We need to find the pair where both transition metal ions are colourless. The colour of a transition metal ion arises from d-d electronic transitions. An ion will be colourless if it has either a $$d^0$$ (empty d-orbitals) or $$d^{10}$$ (completely filled d-orbitals) configuration, because in either case no d-d transition is possible.

Let us examine each option:

Option A: $$Sc^{3+}$$ and $$Zn^{2+}$$

Scandium (Sc) has atomic number 21 with configuration $$[Ar]\,3d^1\,4s^2$$. So $$Sc^{3+}$$ has configuration $$[Ar]$$ — that is $$3d^0$$. With no d-electrons, no d-d transition is possible, so $$Sc^{3+}$$ is colourless.

Zinc (Zn) has atomic number 30 with configuration $$[Ar]\,3d^{10}\,4s^2$$. So $$Zn^{2+}$$ has configuration $$[Ar]\,3d^{10}$$. With completely filled d-orbitals, no d-d transition is possible, so $$Zn^{2+}$$ is colourless.

Both ions are colourless.

Option B: $$Ti^{4+}$$ and $$Cu^{2+}$$

$$Ti^{4+}$$ is $$3d^0$$ (colourless), but $$Cu^{2+}$$ is $$3d^9$$ which allows d-d transitions, making it blue/coloured. Not both colourless.

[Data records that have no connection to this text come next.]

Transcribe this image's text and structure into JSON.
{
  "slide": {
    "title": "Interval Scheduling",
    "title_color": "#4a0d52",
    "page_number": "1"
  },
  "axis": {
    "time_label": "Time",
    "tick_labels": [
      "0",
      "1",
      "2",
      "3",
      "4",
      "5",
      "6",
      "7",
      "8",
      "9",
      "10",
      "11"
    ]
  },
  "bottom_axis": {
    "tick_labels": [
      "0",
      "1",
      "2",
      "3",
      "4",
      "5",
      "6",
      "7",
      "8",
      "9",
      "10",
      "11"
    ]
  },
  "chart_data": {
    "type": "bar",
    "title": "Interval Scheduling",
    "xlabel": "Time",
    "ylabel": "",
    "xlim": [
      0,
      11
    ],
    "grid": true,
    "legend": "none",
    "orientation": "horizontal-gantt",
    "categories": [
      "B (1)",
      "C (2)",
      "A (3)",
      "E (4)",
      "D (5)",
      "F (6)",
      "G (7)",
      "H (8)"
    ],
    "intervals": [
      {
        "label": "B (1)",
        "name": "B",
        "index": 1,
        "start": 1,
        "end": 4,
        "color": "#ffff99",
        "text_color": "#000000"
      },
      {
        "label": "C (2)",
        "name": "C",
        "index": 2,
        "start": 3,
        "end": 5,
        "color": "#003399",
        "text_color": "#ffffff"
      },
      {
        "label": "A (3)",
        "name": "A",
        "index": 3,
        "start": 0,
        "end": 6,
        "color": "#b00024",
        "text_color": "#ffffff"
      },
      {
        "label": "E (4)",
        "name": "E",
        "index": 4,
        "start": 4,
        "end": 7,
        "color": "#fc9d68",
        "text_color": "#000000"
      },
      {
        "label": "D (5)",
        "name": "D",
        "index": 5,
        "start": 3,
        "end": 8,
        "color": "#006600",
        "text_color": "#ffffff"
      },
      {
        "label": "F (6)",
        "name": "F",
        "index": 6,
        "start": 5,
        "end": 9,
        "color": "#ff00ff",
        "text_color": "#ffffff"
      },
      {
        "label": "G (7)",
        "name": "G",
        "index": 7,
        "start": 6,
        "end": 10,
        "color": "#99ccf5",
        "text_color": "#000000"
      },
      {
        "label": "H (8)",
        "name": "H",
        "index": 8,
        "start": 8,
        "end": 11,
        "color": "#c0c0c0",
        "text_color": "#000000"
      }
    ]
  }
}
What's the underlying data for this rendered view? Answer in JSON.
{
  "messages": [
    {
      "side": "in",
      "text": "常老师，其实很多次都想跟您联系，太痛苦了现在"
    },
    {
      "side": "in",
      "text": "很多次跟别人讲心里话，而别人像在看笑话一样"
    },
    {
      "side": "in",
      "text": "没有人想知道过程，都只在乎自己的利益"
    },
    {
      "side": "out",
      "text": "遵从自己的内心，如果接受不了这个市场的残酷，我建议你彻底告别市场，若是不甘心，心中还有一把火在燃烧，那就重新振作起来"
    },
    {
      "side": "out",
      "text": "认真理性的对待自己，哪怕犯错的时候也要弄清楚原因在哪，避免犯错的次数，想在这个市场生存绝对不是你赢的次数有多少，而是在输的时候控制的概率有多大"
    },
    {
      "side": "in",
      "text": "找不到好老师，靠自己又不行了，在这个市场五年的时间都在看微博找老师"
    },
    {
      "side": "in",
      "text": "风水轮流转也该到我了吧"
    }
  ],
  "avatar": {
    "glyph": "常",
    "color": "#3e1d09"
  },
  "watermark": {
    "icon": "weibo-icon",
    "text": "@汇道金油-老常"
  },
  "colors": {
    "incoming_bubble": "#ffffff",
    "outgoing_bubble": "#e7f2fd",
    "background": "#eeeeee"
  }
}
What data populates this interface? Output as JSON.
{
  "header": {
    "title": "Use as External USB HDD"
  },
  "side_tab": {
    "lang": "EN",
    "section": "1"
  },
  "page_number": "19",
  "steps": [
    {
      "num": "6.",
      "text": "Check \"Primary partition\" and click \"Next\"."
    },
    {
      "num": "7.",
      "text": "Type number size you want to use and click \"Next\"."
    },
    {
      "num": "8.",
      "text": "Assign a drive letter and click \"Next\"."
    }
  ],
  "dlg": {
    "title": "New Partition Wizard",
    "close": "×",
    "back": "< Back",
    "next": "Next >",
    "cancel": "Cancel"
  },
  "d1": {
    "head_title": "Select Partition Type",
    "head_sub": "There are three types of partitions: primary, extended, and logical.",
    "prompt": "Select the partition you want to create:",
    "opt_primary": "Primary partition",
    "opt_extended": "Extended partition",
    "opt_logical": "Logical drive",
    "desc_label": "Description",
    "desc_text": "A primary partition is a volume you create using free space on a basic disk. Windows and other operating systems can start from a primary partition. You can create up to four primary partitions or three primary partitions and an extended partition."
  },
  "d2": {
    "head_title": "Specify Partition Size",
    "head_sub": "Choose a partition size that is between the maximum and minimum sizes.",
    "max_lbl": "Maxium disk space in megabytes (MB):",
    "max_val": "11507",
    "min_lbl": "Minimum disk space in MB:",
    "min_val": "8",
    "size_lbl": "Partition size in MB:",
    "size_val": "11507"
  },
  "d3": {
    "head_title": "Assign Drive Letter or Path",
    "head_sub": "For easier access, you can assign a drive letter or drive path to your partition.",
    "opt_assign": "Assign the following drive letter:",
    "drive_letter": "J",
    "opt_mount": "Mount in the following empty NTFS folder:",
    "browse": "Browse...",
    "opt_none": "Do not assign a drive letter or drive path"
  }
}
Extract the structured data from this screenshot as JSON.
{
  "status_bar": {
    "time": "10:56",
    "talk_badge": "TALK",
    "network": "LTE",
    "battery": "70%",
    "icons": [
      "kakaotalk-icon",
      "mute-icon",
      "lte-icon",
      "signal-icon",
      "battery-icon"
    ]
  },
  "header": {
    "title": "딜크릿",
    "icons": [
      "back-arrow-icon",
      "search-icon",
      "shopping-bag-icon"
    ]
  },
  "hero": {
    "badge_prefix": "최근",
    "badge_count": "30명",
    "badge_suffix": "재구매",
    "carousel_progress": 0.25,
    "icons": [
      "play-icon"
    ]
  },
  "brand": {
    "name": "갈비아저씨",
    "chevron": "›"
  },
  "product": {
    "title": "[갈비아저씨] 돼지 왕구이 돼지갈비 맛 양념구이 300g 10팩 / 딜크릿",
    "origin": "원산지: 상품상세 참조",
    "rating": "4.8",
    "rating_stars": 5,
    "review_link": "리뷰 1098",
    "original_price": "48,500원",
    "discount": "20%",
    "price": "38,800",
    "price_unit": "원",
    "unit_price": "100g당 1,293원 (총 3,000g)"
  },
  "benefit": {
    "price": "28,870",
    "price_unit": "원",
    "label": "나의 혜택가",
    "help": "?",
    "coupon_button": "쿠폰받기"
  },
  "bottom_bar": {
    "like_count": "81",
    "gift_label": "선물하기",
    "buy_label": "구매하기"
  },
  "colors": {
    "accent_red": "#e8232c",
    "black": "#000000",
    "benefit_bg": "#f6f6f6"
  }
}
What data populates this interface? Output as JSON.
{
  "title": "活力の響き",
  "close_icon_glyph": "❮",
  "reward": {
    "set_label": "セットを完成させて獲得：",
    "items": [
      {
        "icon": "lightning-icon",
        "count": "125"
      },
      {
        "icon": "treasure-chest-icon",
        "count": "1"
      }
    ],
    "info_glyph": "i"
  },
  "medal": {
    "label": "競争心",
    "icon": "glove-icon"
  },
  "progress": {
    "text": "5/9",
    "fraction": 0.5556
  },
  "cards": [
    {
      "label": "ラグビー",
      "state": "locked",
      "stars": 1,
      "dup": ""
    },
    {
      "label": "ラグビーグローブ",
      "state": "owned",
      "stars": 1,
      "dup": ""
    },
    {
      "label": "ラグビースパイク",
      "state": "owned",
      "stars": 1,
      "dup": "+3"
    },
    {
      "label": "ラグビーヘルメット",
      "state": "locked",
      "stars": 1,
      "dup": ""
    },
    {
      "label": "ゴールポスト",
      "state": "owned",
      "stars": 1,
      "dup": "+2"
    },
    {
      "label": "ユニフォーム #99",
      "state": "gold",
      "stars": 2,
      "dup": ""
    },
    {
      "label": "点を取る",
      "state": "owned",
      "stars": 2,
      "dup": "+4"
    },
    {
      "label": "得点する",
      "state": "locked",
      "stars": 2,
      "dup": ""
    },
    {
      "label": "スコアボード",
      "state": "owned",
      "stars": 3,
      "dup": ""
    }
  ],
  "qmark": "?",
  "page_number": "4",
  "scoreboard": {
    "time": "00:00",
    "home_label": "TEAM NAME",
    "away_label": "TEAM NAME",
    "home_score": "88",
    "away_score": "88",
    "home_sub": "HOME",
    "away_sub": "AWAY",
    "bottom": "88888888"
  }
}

Option C: $$V^{2+}$$ and $$Ti^{3+}$$

$$V^{2+}$$ is $$3d^3$$ and $$Ti^{3+}$$ is $$3d^1$$. Both have partially filled d-orbitals, so both are coloured.

Option D: $$Zn^{2+}$$ and $$Mn^{2+}$$

$$Zn^{2+}$$ is $$3d^{10}$$ (colourless), but $$Mn^{2+}$$ is $$3d^5$$. Although $$Mn^{2+}$$ is only faintly coloured (all transitions are spin-forbidden), it is still not truly colourless. Moreover, strictly speaking it has partially filled d-orbitals.

Hence, the correct answer is Option A: $$Sc^{3+}, Zn^{2+}$$.